Ho avuto modo nelle ultime settimane di provare sul campo la Sony HVR-Z7 e di confrontarla con la mia vecchia Z1. Dal punto di vista operativo il modello più recente presenta sicuramente dei passi avanti, a partire dalla ghiera del diaframma posta finalmente dove dev'essere, direttamente sull'obiettivo, e non ridotta a minuscola rotellina; anche messa a fuoco e zoom consentono di operare in modalità realmente manuale, anche se forse la ghiera del fuoco è un po' dura, per cui si rischia sempre di trasferire un po' di vibrazioni alla camera. Purtroppo non ho avuto a disposizione obiettivi diversi da quello standard, ma il fatto di poter cambiare l'ottica è sicuramente interessante. La pasta delle immagini mi è piaciuta: i sensori CMOS restituiscono immagini più morbide e meno fredde rispetto ai CCD della Z1, con una latitudine di posa maggiore. Nelle riprese in interni con poca luce entrambe le videocamere introducono un po' di rumore video, decisamente maggiore nelle immagini catturate dalla Z1 (la Z7 di fatto è un po' più sensibile alla luce).

Il difetto principale della nuova Sony si svela nei controluce e nei contrasti molto netti: compare di colpo una specie di alone, quasi come se si fosse attivato un effetto di solarizzazione; guardate le "pennellate" azzurre generate dalla Z7 sui contorni nell'immagine sottostante. Un difetto analogo lo presenta anche la PMW-EX1, quindi credo che sia in generale un problema dei sensori CMOS impiegati.

aloni generati da Sony HVR-Z7


In presenza di luci al neon inoltre, con l'otturatore in modalità automatica, è comparsa una banda gialla al centro dell'immagine, ma è stato sufficiente settare lo shutter in manuale a 50 per risolvere il problema.

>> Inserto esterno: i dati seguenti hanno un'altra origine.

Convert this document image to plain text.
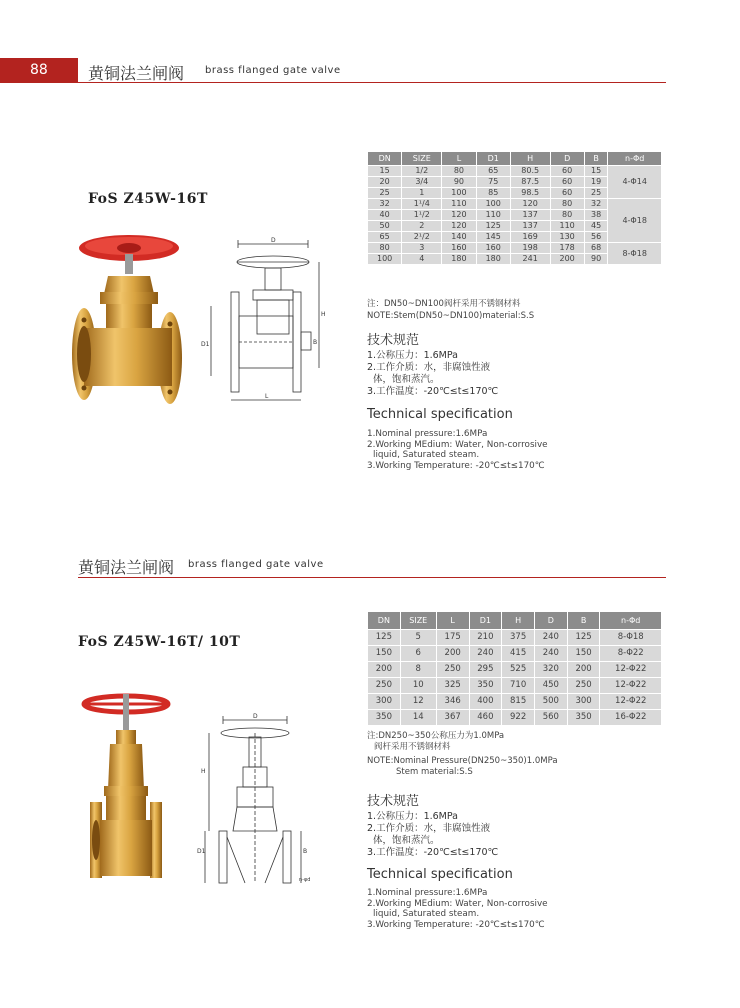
88	黄铜法兰闸阀 brass flanged gate valve
FoS Z45W-16T
D
H
D1
L
B
DN	SIZE	L	D1	H	D	B	n-Φd
15	1/2	80	65	80.5	60	15	4-Φ14
20	3/4	90	75	87.5	60	19	
25	1	100	85	98.5	60	25	
32	1¹/4	110	100	120	80	32	4-Φ18
40	1¹/2	120	110	137	80	38	
50	2	120	125	137	110	45	
65	2¹/2	140	145	169	130	56	
80	3	160	160	198	178	68	8-Φ18
100	4	180	180	241	200	90	
注：DN50~DN100阀杆采用不锈钢材料
NOTE:Stem(DN50~DN100)material:S.S
技术规范
1.公称压力：1.6MPa
2.工作介质：水，非腐蚀性液
体，饱和蒸汽。
3.工作温度：-20℃≤t≤170℃
Technical specification
1.Nominal pressure:1.6MPa
2.Working MEdium: Water, Non-corrosive
liquid, Saturated steam.
3.Working Temperature: -20℃≤t≤170℃
黄铜法兰闸阀 brass flanged gate valve
FoS Z45W-16T/ 10T
D
H
D1	B
n-φd
DN	SIZE	L	D1	H	D	B	n-Φd
125	5	175	210	375	240	125	8-Φ18
150	6	200	240	415	240	150	8-Φ22
200	8	250	295	525	320	200	12-Φ22
250	10	325	350	710	450	250	12-Φ22
300	12	346	400	815	500	300	12-Φ22
350	14	367	460	922	560	350	16-Φ22
注:DN250~350公称压力为1.0MPa
阀杆采用不锈钢材料
NOTE:Nominal Pressure(DN250~350)1.0MPa
Stem material:S.S
技术规范
1.公称压力：1.6MPa
2.工作介质：水，非腐蚀性液
体，饱和蒸汽。
3.工作温度：-20℃≤t≤170℃
Technical specification
1.Nominal pressure:1.6MPa
2.Working MEdium: Water, Non-corrosive
liquid, Saturated steam.
3.Working Temperature: -20℃≤t≤170℃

Siamo rimasti molto soddisfatti invece dell'utilizzo delle schede compact flash: poter iniziare a montare fin dal giorno successivo alla fine delle riprese, avendo subito a disposizione tutte le quasi 5o ore di girato è un risultato importante. Il tempo per importare le clip su Final Cut Pro è circa un quarto del tempo che ci vorrebbe per l'acquisizione classica. Abbiamo utilizzato sia schede SanDisk Extreme III sia schede Transcend 133x, entrambe da 32GB, ed hanno fatto il loro dovere. L'unico problema l'ho riscontrato nel caso di una clip molto lunga (1h 50min) per cui a un certo punto l'importazione si blocca; purtroppo sui forum non ho trovato ancora la soluzione, qualcuno ha avuto problemi analoghi utilizzando il modulo Sony HVR-MC1K?